Besonders im eigenen Stadion präsentierten sich die Altacher bislang stabil: 16 Punkte aus neun Heimspielen sprechen eine klare Sprache. Erst einmal musste man sich im Schnabelholz geschlagen geben, am 5. Oktober des Vorjahres unterlag man dem SK Sturm Graz mit 0:2. Die Zielsetzung ist entsprechend klar: Die Heimstärke soll auch gegen den Tabellendritten aus Wien-Favoriten Bestand haben.
Formstarker Gegner
Mit der Austria wartet jedoch ein echtes Schwergewicht.
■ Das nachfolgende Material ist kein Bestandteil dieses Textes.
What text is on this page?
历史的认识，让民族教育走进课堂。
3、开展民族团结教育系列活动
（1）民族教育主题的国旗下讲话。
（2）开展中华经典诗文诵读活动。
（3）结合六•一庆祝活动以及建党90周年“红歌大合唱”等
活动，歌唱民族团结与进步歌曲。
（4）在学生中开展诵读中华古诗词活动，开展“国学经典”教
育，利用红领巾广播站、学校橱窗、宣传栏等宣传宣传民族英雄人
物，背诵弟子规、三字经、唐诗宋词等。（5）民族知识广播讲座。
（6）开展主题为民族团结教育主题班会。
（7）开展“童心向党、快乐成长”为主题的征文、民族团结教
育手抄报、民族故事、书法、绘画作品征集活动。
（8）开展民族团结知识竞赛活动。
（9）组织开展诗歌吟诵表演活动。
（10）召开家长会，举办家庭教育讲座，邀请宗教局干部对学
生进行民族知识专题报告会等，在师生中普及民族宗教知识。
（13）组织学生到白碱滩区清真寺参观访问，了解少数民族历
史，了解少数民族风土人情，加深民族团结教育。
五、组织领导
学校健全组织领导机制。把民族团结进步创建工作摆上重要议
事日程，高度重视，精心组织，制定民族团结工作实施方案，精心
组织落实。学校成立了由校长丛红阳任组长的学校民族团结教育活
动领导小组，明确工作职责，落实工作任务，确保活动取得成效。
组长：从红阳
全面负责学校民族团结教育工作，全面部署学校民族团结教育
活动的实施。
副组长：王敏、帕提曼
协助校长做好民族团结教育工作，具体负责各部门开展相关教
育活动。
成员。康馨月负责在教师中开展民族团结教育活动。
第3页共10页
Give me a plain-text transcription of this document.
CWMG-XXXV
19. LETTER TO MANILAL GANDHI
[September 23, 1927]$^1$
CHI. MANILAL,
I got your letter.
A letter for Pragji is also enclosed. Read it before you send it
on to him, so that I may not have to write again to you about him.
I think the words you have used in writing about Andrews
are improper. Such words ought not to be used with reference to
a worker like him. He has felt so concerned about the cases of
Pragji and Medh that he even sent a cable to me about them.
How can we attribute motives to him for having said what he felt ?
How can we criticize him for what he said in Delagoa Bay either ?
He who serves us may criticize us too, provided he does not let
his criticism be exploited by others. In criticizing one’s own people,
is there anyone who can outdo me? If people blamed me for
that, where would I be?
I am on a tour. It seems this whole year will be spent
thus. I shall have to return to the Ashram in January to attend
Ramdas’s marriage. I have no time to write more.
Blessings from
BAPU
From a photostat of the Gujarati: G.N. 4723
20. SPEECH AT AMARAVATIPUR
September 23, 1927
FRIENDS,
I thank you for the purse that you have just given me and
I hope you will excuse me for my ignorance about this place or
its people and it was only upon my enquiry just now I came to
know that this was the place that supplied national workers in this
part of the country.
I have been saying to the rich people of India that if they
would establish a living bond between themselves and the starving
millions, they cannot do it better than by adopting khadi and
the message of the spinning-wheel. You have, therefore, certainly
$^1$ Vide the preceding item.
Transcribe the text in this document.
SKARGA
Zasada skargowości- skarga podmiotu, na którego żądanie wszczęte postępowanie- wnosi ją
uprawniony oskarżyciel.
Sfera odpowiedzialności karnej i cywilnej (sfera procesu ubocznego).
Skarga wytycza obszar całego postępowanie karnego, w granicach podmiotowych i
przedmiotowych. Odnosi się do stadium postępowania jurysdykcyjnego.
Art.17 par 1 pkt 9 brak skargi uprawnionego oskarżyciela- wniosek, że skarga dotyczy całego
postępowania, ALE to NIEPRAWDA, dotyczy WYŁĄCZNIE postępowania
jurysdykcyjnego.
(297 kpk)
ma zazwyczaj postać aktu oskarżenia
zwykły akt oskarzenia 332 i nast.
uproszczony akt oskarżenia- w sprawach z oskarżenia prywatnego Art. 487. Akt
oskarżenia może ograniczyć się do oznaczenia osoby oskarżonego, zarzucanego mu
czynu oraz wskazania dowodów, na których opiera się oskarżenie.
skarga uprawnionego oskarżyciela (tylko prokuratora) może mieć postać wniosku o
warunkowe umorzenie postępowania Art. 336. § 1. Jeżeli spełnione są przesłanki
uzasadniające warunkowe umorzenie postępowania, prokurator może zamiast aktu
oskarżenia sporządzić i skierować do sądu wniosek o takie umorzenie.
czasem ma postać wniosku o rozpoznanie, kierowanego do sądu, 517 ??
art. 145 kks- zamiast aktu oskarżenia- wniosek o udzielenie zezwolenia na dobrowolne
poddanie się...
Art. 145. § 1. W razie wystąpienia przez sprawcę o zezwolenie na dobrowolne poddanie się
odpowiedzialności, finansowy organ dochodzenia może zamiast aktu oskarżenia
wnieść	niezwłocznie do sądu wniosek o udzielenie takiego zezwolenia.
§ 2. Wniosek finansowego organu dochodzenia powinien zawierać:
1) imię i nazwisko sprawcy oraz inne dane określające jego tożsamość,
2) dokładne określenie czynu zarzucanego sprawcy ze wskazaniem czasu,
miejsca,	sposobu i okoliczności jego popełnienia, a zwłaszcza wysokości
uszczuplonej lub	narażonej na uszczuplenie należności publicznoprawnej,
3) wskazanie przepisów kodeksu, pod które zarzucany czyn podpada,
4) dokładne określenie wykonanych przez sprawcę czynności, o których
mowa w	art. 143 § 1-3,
Die Wiener reisen mit viel Selbstvertrauen ins Ländle, nachdem zuletzt sowohl das Derby gegen Rapid als auch das Duell mit Red Bull Salzburg jeweils mit 2:0 gewonnen wurden.
Verzichten müssen die Gäste auf die verletzten Manprit Sarkaria und Noah Botic. Mit an Bord ist hingegen Manfred Fischer, der als Ex-Altacher auf bekannte Gesichter trifft. Offensiv gilt es für die SCRA-Defensive vor allem Johannes Eggestein im Auge zu behalten. Der Deutsche traf in den vergangenen beiden Spielen.
Ohne Diawara
Personell gibt es auch bei den Rheindörflern eine Veränderung. Ousmane Diawara fehlt nach seiner fünften Gelben Karte gesperrt. Mohamed Ouedraogo kehrt dagegen wieder in den Kader zurück. Abgesehen von den Langzeitverletzten stehen Trainer Zaric nach aktuellem Stand nahezu alle Optionen offen. Auch Nachwuchsspieler Timo Müller, der diese Woche beim U17-Nationalteam weilte, könnte erneut im Aufgebot stehen.
Mit einem weiteren Erfolg im Schnabelholz soll die Serie ausgebaut und ein wichtiger Schritt im Kampf um die Top Sechs gemacht werden.